I know describing a marriage, especially one that has lasted eighteen years, as a mistake is not romantic…it may even be borderline rude.  But when I look back on all the years my wife and I have been together, and how little we knew about love, commitment, and one another, I would be lying to call it anything else.  I couldn’t have written this story.  I couldn’t even have coordinated this effort.  Someone else deserves the credit.  Someone who knows how to turn happy mistakes into lives that tell the story of redemption.
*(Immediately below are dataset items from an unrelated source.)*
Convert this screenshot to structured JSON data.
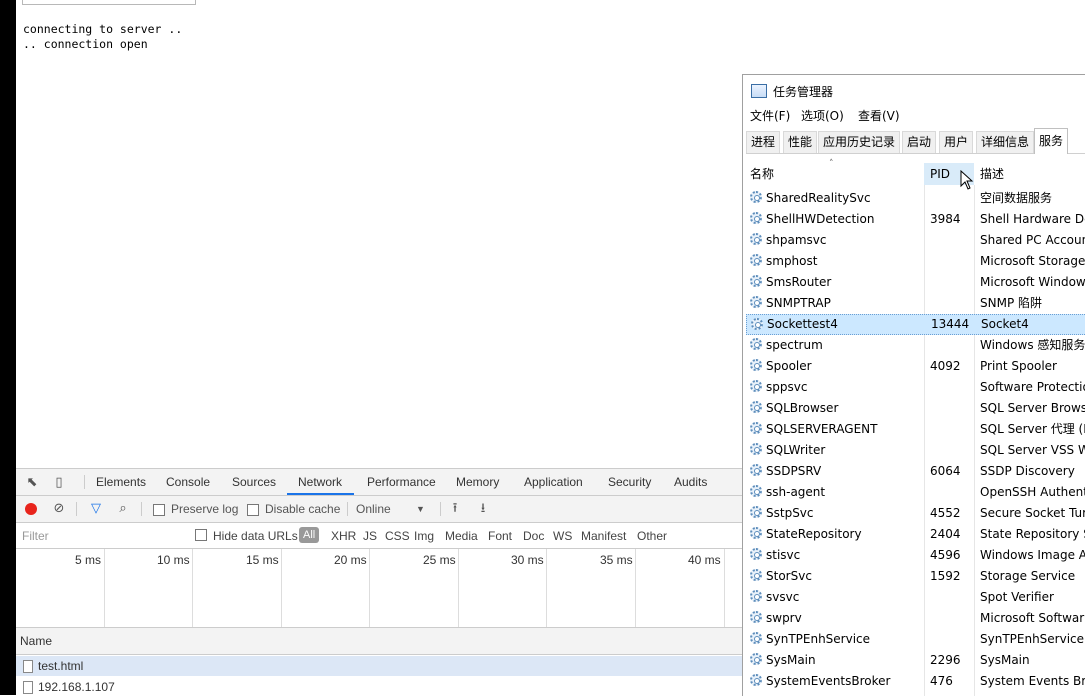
{
  "console": {
    "lines": [
      "connecting to server ..",
      ".. connection open"
    ]
  },
  "devtools": {
    "tabs": [
      "Elements",
      "Console",
      "Sources",
      "Network",
      "Performance",
      "Memory",
      "Application",
      "Security",
      "Audits"
    ],
    "active_tab": "Network",
    "toolbar": {
      "preserve_log": "Preserve log",
      "disable_cache": "Disable cache",
      "throttle": "Online"
    },
    "filter": {
      "placeholder": "Filter",
      "hide_data_urls": "Hide data URLs",
      "types": [
        "All",
        "XHR",
        "JS",
        "CSS",
        "Img",
        "Media",
        "Font",
        "Doc",
        "WS",
        "Manifest",
        "Other"
      ]
    },
    "timeline_ticks": [
      "5 ms",
      "10 ms",
      "15 ms",
      "20 ms",
      "25 ms",
      "30 ms",
      "35 ms",
      "40 ms"
    ],
    "column_name": "Name",
    "requests": [
      "test.html",
      "192.168.1.107"
    ]
  },
  "task_manager": {
    "title": "任务管理器",
    "menu": [
      "文件(F)",
      "选项(O)",
      "查看(V)"
    ],
    "tabs": [
      "进程",
      "性能",
      "应用历史记录",
      "启动",
      "用户",
      "详细信息",
      "服务"
    ],
    "active_tab": "服务",
    "columns": {
      "name": "名称",
      "pid": "PID",
      "desc": "描述"
    },
    "selected_service": "Sockettest4",
    "services": [
      {
        "name": "SharedRealitySvc",
        "pid": "",
        "desc": "空间数据服务"
      },
      {
        "name": "ShellHWDetection",
        "pid": "3984",
        "desc": "Shell Hardware De"
      },
      {
        "name": "shpamsvc",
        "pid": "",
        "desc": "Shared PC Accoun"
      },
      {
        "name": "smphost",
        "pid": "",
        "desc": "Microsoft Storage"
      },
      {
        "name": "SmsRouter",
        "pid": "",
        "desc": "Microsoft Window"
      },
      {
        "name": "SNMPTRAP",
        "pid": "",
        "desc": "SNMP 陷阱"
      },
      {
        "name": "Sockettest4",
        "pid": "13444",
        "desc": "Socket4"
      },
      {
        "name": "spectrum",
        "pid": "",
        "desc": "Windows 感知服务"
      },
      {
        "name": "Spooler",
        "pid": "4092",
        "desc": "Print Spooler"
      },
      {
        "name": "sppsvc",
        "pid": "",
        "desc": "Software Protectio"
      },
      {
        "name": "SQLBrowser",
        "pid": "",
        "desc": "SQL Server Brows"
      },
      {
        "name": "SQLSERVERAGENT",
        "pid": "",
        "desc": "SQL Server 代理 (M"
      },
      {
        "name": "SQLWriter",
        "pid": "",
        "desc": "SQL Server VSS W"
      },
      {
        "name": "SSDPSRV",
        "pid": "6064",
        "desc": "SSDP Discovery"
      },
      {
        "name": "ssh-agent",
        "pid": "",
        "desc": "OpenSSH Authenti"
      },
      {
        "name": "SstpSvc",
        "pid": "4552",
        "desc": "Secure Socket Tur"
      },
      {
        "name": "StateRepository",
        "pid": "2404",
        "desc": "State Repository S"
      },
      {
        "name": "stisvc",
        "pid": "4596",
        "desc": "Windows Image A"
      },
      {
        "name": "StorSvc",
        "pid": "1592",
        "desc": "Storage Service"
      },
      {
        "name": "svsvc",
        "pid": "",
        "desc": "Spot Verifier"
      },
      {
        "name": "swprv",
        "pid": "",
        "desc": "Microsoft Softwar"
      },
      {
        "name": "SynTPEnhService",
        "pid": "",
        "desc": "SynTPEnhService"
      },
      {
        "name": "SysMain",
        "pid": "2296",
        "desc": "SysMain"
      },
      {
        "name": "SystemEventsBroker",
        "pid": "476",
        "desc": "System Events Br"
      }
    ]
  }
}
I’ve heard it said that the way people generally view marriage is something like this: “I know that I love me, and I’d like you to join me in the life-long quest of loving me.”  I don’t know who said that originally, but it seems to me very apt.  Though it will never make its way on to an anniversary card and it is an ill-advised way of beginning a marriage proposal, it is what people seem to be thinking when they decide to get married.  I know that I put far less thought into what I needed to do to love my wife, than what she needed to do to love me.  I don’t know if she was thinking the same thing, but I do know that in this scenario the ratio was in the 50% range, and that is as large a consensus as one could hope for in these tumultuous times…for good or ill.  As such, I feel good about considering this an appropriate generalization.

It is an interesting thing, marriage.  Two people trying to turn separate histories, separate ideas of family, and separate ambitions of what family can be into one singular story while everyone they love and who love them look on.  It may not be the highest pressure situation known to human-kind…but it is close.  It’s no small wonder, that the failure rate of said institution is so high.

So how did I get so lucky?  Me, a guy who’d fought against all odds to even find love.  Me, a guy who has no idea what the term really means, in the larger scheme of things.  A guy who struggles in the most non-ironic way to understand it every day…a guy who cares less about reciprocating it than having the capacity to truly understand it, as life goes on…how am I so lucky?   It seems unfair.  And it is.

But what am I supposed to do?  Apologize; try and make you feel better about your misfortune?  I cannot.  I will not.  I lack the power.  All I can tell you is that love is real. I never believed it, but for crying out loud I’ve seen it…even though I had no right.  I’ve seen it.  And now what can I tell you?  Get off of your ass and find it.  You are unable to do it in your own strength…and please believe me when I tell you this is no taunt…you are unable to find love in your own strength.  But this does not preclude you from finding it…so go!